Ogni quanto torna una Luna Blu

Le Lune Blu non sono frequentissime, ma nemmeno eccezionali: in media se ne verifica una ogni due o tre anni. Più raro è il caso di due Lune Blu nello stesso anno, evento che si presenta a distanza di diversi anni. Proprio questa relativa rarità ha consolidato il modo di dire inglese sul “blue moon” come sinonimo di qualcosa che accade di rado.

Cielo stellato con la Luna piena
Durante il plenilunio le maree sono più ampie per l’allineamento Terra-Sole-Luna.

La Luna influenza davvero la nostra vita?

La Luna esercita un effetto reale e misurabile sulle maree, grazie alla forza gravitazionale che attira le masse d’acqua degli oceani. Durante il plenilunio, quando Sole, Terra e Luna sono allineati, le maree sono più ampie (si parla di maree sigiziali).

Diverso è il discorso sugli effetti attribuiti alla Luna riguardo a sonno, umore o nascite: si tratta in gran parte di credenze popolari che gli studi scientifici non hanno confermato in modo solido. Il fascino del nostro satellite, però, resta intatto: osservarlo a occhio nudo è uno dei modi più semplici per riavvicinarsi al cielo, come accade anche con altri spettacoli naturali quali le aurore boreali.

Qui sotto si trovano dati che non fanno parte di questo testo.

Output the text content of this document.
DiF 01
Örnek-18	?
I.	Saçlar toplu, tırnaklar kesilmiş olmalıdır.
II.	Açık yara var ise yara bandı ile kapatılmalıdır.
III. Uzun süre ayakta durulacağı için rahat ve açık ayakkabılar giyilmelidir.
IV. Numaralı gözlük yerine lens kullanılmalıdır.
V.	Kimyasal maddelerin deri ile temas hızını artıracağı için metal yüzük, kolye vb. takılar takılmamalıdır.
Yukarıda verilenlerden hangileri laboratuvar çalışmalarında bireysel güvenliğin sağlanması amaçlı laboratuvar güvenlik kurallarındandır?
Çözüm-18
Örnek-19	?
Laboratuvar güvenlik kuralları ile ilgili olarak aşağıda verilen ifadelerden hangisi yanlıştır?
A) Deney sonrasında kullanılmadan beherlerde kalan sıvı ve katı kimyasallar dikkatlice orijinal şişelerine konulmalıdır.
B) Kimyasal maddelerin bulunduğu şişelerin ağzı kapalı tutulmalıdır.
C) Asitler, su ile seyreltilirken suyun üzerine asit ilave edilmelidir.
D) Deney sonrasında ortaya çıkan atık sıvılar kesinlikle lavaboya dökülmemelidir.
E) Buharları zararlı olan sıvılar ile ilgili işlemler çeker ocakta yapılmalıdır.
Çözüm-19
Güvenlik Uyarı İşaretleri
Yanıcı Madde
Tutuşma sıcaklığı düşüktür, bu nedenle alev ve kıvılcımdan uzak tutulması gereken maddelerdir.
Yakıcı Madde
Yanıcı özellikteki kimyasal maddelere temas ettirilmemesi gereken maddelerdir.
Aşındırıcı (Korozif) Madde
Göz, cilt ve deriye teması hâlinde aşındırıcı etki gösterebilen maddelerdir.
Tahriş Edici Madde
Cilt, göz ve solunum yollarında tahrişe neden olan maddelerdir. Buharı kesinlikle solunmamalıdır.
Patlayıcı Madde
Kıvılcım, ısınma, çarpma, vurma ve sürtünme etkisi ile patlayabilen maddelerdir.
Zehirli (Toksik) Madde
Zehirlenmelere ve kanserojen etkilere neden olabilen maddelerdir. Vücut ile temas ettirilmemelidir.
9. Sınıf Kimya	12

Miti e modi di dire legati alla Luna

La Luna piena ha sempre alimentato leggende, dai lupi mannari ai presagi agricoli. In molte tradizioni contadine le fasi lunari scandivano la semina, la potatura e l’imbottigliamento del vino. Anche se la scienza moderna ridimensiona molte di queste credenze, restano una testimonianza preziosa di come l’uomo abbia osservato il cielo per orientarsi nel tempo. Per approfondire la storia e le definizioni del fenomeno è utile la voce dedicata su Wikipedia.

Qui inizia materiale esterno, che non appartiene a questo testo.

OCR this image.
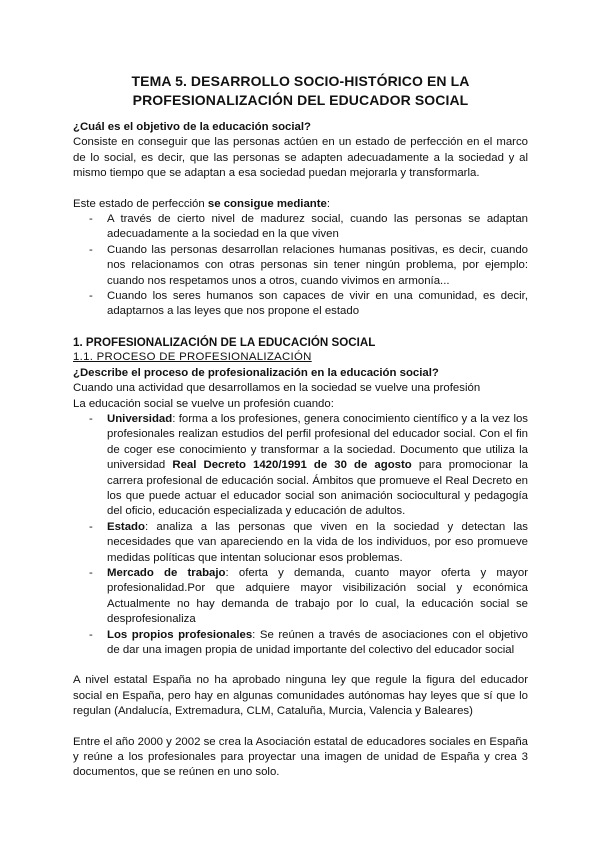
TEMA 5. DESARROLLO SOCIO-HISTÓRICO EN LA
PROFESIONALIZACIÓN DEL EDUCADOR SOCIAL

¿Cuál es el objetivo de la educación social?

Consiste en conseguir que las personas actúen en un estado de perfección en el marco de lo social, es decir, que las personas se adapten adecuadamente a la sociedad y al mismo tiempo que se adaptan a esa sociedad puedan mejorarla y transformarla.

Este estado de perfección se consigue mediante:

- A través de cierto nivel de madurez social, cuando las personas se adaptan adecuadamente a la sociedad en la que viven
- Cuando las personas desarrollan relaciones humanas positivas, es decir, cuando nos relacionamos con otras personas sin tener ningún problema, por ejemplo: cuando nos respetamos unos a otros, cuando vivimos en armonía...
- Cuando los seres humanos son capaces de vivir en una comunidad, es decir, adaptarnos a las leyes que nos propone el estado

1. PROFESIONALIZACIÓN DE LA EDUCACIÓN SOCIAL

1.1. PROCESO DE PROFESIONALIZACIÓN

¿Describe el proceso de profesionalización en la educación social?

Cuando una actividad que desarrollamos en la sociedad se vuelve una profesión

La educación social se vuelve un profesión cuando:

- Universidad: forma a los profesiones, genera conocimiento científico y a la vez los profesionales realizan estudios del perfil profesional del educador social. Con el fin de coger ese conocimiento y transformar a la sociedad. Documento que utiliza la universidad Real Decreto 1420/1991 de 30 de agosto para promocionar la carrera profesional de educación social. Ámbitos que promueve el Real Decreto en los que puede actuar el educador social son animación sociocultural y pedagogía del oficio, educación especializada y educación de adultos.
- Estado: analiza a las personas que viven en la sociedad y detectan las necesidades que van apareciendo en la vida de los individuos, por eso promueve medidas políticas que intentan solucionar esos problemas.
- Mercado de trabajo: oferta y demanda, cuanto mayor oferta y mayor profesionalidad.Por que adquiere mayor visibilización social y económica Actualmente no hay demanda de trabajo por lo cual, la educación social se desprofesionaliza
- Los propios profesionales: Se reúnen a través de asociaciones con el objetivo de dar una imagen propia de unidad importante del colectivo del educador social

A nivel estatal España no ha aprobado ninguna ley que regule la figura del educador social en España, pero hay en algunas comunidades autónomas hay leyes que sí que lo regulan (Andalucía, Extremadura, CLM, Cataluña, Murcia, Valencia y Baleares)

Entre el año 2000 y 2002 se crea la Asociación estatal de educadores sociales en España y reúne a los profesionales para proyectar una imagen de unidad de España y crea 3 documentos, que se reúnen en uno solo.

La Luna bassa sull'orizzonte
La Luna piena bassa sull’orizzonte appare più grande per un effetto ottico.

Domande frequenti sulla Luna Blu

La Luna del 31 maggio 2026 sarà davvero blu?

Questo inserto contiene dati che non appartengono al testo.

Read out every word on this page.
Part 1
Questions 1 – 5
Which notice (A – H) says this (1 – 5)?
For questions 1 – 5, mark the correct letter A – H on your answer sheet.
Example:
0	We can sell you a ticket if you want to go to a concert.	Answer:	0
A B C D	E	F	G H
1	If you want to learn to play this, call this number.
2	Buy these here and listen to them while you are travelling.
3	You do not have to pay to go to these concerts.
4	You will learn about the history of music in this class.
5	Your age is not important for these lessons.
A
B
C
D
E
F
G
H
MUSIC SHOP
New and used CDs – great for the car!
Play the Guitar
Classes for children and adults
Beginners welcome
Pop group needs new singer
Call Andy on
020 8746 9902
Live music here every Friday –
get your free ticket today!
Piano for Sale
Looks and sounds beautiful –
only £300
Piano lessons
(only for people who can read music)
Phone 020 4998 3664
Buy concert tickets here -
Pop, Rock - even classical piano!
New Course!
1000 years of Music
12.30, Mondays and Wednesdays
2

No. Il nome indica solo il secondo plenilunio del mese e non si riferisce al colore. La Luna apparirà del consueto bianco-giallastro.

A che ora si potrà vedere?

La fase di luna piena è alle 10:45, ma il satellite diventa visibile dopo il tramonto, tra le 20:20 e le 21:10 a seconda della città italiana.

Cos’è una microluna?

È una luna piena che cade quando la Luna è vicina all’apogeo, il punto più lontano dalla Terra: il disco appare leggermente più piccolo del normale.

Serve un telescopio per osservarla?

No, basta l’occhio nudo. Un binocolo aiuta a vedere i dettagli dei crateri, ma non è indispensabile.

Ogni quanto si verifica una Luna Blu?

In media ogni due o tre anni. È un evento non comune, ma neppure eccezionale.

La Luna Blu porta fenomeni particolari?

Influisce sulle maree come ogni plenilunio, ma non provoca effetti speciali. Il resto è soprattutto fascino e tradizione popolare.